Tipu Sultan

The life a lion for a day is far better than the life of a jackal for a hundred years – Tipu Sultan

Tipu Sultan, known as the “Tiger of Mysore”, was born on November 20, 1750 CE. He became ruler of Mysore on May 4, 1783 CE. He took martydom on May 4, 1799 CE – while fighting a British force of 43,600 under the command of Gen. Goerge Harris and Gen. Stuart – plus the forces of Nizam of Hyderabad and the Marhattas. With his death, Hindustan lost its last freedom-fighter – and the British East India became the sole ruler of Mughal Hindustan.

It’s reported that while he laid seriously wounded – one British soldier tried to snatch his precious royal sword – but Tipu killed the soldier with one stroke of the same sword he tried to steal. The sword was sold for US$285, 520 in 2003 to a private collector

Though a secular ruler – He was a devout Muslim in his personal life. He had a very inquisitive mind and fascination for learning. His personal library was consisted of more than two thousand books in different languages. Tipu was a man of simple habits, eating common food and leading pious life. He had a very dignified personality and impressed the people who came in contact with him. He was an extremely active man and worked from dawn to midnight for the welfare of his subjects. He himself drafted all his correspondence.

Tipu Sultan completed the construction of Jumma Masjid of Srirangaptna (his capital city) in 1787 CE, and was opened on Jumma (Friday). Sultan sent messengers to several foreign Muslim capitals to find a Muslim scholar, who never missed a single daily prayer since his teens – to lead the first prayer. All messengers returned empty handed. The news saddened Sultan – and then he told the worshippers that he would lead the first prayer – as he had never missed a single daily prayer since he became a teenager.
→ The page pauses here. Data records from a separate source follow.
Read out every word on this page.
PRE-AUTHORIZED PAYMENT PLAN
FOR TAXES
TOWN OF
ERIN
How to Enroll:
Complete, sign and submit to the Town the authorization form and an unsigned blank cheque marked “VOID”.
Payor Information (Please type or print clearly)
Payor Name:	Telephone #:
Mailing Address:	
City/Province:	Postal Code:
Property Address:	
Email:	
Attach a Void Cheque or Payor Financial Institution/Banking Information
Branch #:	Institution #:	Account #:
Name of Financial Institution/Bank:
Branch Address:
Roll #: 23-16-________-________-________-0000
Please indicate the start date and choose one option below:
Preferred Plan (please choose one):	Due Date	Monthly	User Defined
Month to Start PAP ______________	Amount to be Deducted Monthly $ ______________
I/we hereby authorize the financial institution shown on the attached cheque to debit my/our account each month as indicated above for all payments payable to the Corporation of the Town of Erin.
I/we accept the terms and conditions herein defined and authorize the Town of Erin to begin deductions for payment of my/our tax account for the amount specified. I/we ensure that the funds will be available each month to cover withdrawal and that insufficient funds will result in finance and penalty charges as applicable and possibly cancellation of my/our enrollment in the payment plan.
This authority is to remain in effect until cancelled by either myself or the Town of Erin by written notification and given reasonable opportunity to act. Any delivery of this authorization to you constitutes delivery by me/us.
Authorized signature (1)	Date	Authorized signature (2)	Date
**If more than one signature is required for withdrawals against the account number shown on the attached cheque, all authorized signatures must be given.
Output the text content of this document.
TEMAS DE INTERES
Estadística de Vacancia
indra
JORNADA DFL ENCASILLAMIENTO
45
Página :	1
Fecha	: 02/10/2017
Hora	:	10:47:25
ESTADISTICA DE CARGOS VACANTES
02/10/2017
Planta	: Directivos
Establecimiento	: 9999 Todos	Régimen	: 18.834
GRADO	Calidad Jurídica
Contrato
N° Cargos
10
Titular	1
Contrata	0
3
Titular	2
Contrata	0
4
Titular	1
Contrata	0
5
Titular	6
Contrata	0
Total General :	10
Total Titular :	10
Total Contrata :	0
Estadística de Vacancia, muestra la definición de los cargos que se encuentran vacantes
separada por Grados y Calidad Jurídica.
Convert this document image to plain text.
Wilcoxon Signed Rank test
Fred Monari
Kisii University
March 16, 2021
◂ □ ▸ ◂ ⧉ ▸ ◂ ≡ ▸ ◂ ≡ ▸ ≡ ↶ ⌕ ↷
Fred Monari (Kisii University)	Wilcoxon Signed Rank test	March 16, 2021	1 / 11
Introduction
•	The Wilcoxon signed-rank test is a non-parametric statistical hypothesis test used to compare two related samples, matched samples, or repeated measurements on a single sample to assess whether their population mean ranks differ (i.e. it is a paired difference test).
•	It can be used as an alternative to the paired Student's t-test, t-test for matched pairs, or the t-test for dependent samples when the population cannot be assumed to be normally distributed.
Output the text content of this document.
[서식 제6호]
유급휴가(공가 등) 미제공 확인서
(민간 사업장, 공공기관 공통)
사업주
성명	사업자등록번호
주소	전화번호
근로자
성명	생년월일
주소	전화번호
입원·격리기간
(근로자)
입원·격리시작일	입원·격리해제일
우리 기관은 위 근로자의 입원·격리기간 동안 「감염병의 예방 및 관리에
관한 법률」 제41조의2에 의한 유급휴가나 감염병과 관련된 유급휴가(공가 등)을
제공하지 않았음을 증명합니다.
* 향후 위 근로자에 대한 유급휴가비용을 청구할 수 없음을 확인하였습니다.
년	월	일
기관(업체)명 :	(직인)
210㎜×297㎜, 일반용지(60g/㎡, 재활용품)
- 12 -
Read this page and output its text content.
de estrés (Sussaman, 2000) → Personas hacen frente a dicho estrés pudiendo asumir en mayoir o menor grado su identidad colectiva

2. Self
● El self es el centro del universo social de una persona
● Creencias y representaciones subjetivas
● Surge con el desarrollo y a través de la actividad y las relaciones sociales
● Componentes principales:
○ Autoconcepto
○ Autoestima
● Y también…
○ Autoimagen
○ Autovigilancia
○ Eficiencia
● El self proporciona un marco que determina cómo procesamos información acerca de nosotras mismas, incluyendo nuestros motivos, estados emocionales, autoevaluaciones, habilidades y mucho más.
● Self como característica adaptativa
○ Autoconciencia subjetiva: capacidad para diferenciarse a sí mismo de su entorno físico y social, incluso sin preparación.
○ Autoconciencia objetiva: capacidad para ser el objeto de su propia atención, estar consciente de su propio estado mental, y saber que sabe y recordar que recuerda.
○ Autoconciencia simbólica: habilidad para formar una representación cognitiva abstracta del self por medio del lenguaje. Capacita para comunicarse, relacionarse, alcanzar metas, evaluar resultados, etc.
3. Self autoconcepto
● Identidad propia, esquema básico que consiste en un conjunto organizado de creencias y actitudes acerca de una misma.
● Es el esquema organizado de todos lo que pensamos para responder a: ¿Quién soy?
Mahatma Gandhi writing in Young India (January 23, 1930), exposed the Hindu and British lies about Tipu Sultan being a fanatic Muslim ruler: “Fateh Ali Tipu Sultan is represented by foreign historians as a fanatic who oppressed his Hindu subjects and converted them to Islam by force. But he was nothing of the kind. On the other hand his relations with his Hindu subjects were of a perfectly cordial nature. The Archeaological Department of Mysore State is in possession of over thirty letters by Tipu to the Shankaracharya of Shringeri Math. These letters are written in the Kannada characters. ln one of the letters written to the Shankaracharya in 1793 Tipu acknowledges receipt of the Shankaracharya’s letter and requests him to perform TAFAS (i.e., to undergo self – purificatory discipline) and to offer prayers for the welfare and prosperity of his own realm as for that of the whole universe. And finaly he asks the Shankaracharya to return to Mysore, for the presence of good men in a country brings down rain and makes for good cultivations and plenty. This letter deserves to be printed in letters of gold in every history of India.

Tipu made lavish gifts of land and other things to Hindu temples dedicated to Shri Venkataramanna Shrinivas and Shri Ranganath located in the vicinity of Tipu’s palaces still bear testimony to his broad-minded religious tolerance, and indicate that the great martyr at any rate for a real martyr, he was in the cause of liberty was not disturbed in his prayers by the Hindu bells calling people to worship the same Allah whose devotee he was,” wrote Gandhi.

Several of Tipu Sultan’s belongings including the mechanical tiger toy (showing a roaring lion and a screaming Englishman), presented to him by the French envoy are on display in Prince Albert Museum (London) and in Windsor Castle.

3 responses to “Tipu Sultan

  1. Dear Rehmat,

    I didn’t find any reference to Tipu Sultan in the Young India (23 January, 1930 edition). Please verify this by exact quotation by Mahatma Gandhi or if possible, please quote the source you have referred. Please recheck If it was in some other edition of Young India. Do let me know when you find the correct source.